Pior, porém, é a evidente convalidação histórica, absolvendo-a, de uma força armada que, junto com as demais, é autora de uma intervenção desastrosa na história brasileira, sendo, portanto, apesar de liderar “pesquisas de credibilidade” ao lado da Igreja Católica, responsável pelo quadro de desgraça que se sucedeu no país.

“PT irrita o Exército”, disse a jornalista em sua coluna de sexta-feira, reproduzida na Bahia por A Tarde, ao referir-se a uma autocrítica furada e barata do PT por não ter “modificado o currículo de academias militares” e promovido “oficiais com compromisso democrático e nacionalista”. Ora, no poder, o PT não teve moral nem para publicar documentos da ditadura.
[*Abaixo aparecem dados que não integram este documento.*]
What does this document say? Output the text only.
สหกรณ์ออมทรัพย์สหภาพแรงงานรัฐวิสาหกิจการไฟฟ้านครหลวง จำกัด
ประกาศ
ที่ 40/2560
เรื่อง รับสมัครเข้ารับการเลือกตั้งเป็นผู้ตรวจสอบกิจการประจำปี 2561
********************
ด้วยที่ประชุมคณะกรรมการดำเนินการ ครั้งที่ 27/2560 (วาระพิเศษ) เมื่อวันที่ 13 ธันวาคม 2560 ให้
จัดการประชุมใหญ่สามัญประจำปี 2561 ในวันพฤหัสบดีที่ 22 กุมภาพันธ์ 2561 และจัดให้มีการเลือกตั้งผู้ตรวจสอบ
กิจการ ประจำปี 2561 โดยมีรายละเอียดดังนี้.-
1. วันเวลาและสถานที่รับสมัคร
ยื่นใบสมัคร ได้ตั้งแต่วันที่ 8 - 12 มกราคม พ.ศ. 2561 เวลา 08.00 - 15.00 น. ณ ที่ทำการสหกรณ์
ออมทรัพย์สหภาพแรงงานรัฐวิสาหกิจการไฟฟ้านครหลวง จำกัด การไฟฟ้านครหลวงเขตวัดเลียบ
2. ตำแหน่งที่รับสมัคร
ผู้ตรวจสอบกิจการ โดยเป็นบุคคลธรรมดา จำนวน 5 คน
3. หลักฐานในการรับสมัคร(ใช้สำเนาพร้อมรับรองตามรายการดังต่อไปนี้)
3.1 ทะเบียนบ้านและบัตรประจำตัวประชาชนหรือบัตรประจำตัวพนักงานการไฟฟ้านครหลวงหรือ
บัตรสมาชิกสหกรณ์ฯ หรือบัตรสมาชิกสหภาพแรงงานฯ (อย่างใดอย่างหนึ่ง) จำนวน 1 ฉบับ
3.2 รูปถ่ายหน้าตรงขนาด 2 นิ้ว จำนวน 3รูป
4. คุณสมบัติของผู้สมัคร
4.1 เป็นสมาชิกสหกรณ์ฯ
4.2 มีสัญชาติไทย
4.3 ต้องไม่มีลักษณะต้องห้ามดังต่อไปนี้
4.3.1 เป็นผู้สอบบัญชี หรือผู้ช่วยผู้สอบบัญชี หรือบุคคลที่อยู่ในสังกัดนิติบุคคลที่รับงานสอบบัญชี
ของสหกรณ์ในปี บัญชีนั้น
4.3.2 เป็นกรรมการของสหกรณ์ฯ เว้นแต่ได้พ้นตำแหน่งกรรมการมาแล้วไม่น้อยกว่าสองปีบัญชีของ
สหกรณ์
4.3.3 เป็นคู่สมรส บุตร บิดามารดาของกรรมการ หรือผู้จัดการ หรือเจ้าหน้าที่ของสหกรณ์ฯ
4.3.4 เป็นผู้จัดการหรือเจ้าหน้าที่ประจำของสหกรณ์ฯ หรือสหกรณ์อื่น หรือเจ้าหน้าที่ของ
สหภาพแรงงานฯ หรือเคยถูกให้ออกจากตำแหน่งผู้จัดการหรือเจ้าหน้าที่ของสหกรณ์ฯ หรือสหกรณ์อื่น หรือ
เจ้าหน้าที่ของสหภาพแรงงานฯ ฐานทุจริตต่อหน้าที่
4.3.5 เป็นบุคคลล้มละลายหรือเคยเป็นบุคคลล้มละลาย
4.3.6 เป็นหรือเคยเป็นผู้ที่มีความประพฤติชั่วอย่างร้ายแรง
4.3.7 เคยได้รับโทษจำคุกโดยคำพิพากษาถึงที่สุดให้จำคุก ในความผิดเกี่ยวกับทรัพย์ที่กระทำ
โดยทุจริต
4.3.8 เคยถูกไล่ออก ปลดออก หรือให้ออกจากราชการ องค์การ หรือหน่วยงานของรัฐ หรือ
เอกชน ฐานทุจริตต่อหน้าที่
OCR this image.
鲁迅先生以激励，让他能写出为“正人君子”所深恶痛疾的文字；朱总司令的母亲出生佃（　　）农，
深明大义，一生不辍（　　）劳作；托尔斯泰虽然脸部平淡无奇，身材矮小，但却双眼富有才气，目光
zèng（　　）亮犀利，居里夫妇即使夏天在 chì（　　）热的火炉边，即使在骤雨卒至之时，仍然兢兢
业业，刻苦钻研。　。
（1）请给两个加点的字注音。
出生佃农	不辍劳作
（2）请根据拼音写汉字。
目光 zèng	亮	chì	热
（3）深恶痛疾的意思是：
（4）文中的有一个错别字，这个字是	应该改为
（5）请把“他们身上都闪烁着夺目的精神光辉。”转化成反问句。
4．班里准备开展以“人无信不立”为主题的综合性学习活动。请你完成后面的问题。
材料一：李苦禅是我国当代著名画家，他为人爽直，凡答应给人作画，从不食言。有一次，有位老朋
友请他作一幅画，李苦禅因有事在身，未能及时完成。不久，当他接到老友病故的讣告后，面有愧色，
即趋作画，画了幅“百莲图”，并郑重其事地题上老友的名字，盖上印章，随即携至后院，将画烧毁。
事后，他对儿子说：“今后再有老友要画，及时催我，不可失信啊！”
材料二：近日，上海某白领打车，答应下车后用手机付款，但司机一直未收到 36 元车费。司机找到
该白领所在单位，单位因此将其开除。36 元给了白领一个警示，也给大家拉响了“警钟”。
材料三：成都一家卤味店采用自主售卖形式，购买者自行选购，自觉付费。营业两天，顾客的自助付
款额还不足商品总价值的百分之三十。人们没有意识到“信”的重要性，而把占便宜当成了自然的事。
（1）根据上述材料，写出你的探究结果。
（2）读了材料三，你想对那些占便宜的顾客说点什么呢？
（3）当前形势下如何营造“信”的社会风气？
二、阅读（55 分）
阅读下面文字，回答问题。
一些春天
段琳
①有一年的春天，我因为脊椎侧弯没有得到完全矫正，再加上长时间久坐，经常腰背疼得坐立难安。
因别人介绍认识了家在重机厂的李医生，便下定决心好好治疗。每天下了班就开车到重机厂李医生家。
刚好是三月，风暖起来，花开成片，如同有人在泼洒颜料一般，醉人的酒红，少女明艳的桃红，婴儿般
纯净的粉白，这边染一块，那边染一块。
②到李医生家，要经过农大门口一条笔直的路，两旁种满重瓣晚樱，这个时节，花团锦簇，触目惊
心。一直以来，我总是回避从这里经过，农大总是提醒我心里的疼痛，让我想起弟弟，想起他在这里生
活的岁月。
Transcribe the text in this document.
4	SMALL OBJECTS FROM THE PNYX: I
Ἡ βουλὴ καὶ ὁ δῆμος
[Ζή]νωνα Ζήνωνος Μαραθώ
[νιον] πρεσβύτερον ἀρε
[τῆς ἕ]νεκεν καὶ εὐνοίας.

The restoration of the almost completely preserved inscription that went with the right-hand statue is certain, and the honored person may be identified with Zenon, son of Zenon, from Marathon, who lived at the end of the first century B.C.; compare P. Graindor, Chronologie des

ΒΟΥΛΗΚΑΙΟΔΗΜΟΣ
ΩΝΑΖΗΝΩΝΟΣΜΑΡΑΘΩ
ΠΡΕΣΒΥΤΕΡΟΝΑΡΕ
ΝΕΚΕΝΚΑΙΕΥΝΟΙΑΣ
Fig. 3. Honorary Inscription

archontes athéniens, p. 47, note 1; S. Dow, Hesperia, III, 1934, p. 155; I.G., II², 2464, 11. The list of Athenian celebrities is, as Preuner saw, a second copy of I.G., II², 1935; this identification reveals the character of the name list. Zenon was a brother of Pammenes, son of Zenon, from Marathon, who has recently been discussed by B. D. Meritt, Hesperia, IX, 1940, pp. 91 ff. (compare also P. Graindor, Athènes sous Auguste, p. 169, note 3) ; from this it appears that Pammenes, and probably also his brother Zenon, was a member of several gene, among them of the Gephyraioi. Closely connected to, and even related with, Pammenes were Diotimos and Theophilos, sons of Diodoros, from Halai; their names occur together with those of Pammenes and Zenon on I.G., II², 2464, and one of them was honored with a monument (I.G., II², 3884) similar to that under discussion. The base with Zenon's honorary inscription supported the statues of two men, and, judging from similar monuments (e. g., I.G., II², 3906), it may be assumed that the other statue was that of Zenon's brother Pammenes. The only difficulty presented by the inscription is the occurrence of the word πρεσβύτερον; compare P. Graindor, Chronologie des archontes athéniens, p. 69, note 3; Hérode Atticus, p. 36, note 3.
A sugestão do surgimento de “antipetismo no Exército” já seria uma densa demonstração de espírito submisso, mas Cantanhêde não deu trégua. Hoje, na mesma coluna, gaba-se de conversa sobre o tema com o comandante do Exército, que “não resistiu”, mesmo com o “silêncio e distância” dos militares “da crise política, econômica e ética”.

A mudez e a distância são mais que obsequiosas. Aeronáutica, Marinha e Exército só devem ser citados caso ameacem extrapolar de seu dever constitucional ou sejam convocados legalmente a cumpri-los. Fora disso, é bajulação que atinge as fronteiras do açulamento.

Ao regime militar de 21 anos que sofremos nada devemos em matéria de ética ou democracia. A lamentar, do ponto de vista mais elementar, temos os assassinatos, a tortura, a prisão, o banimento, o exílio de brasileiros, de simples operários aos cérebros mais privilegiados nas várias ciências. Queremos os militares nos quartéis, e fora deles as “vivandeiras impenitentes” citadas até pelo general Castello Branco.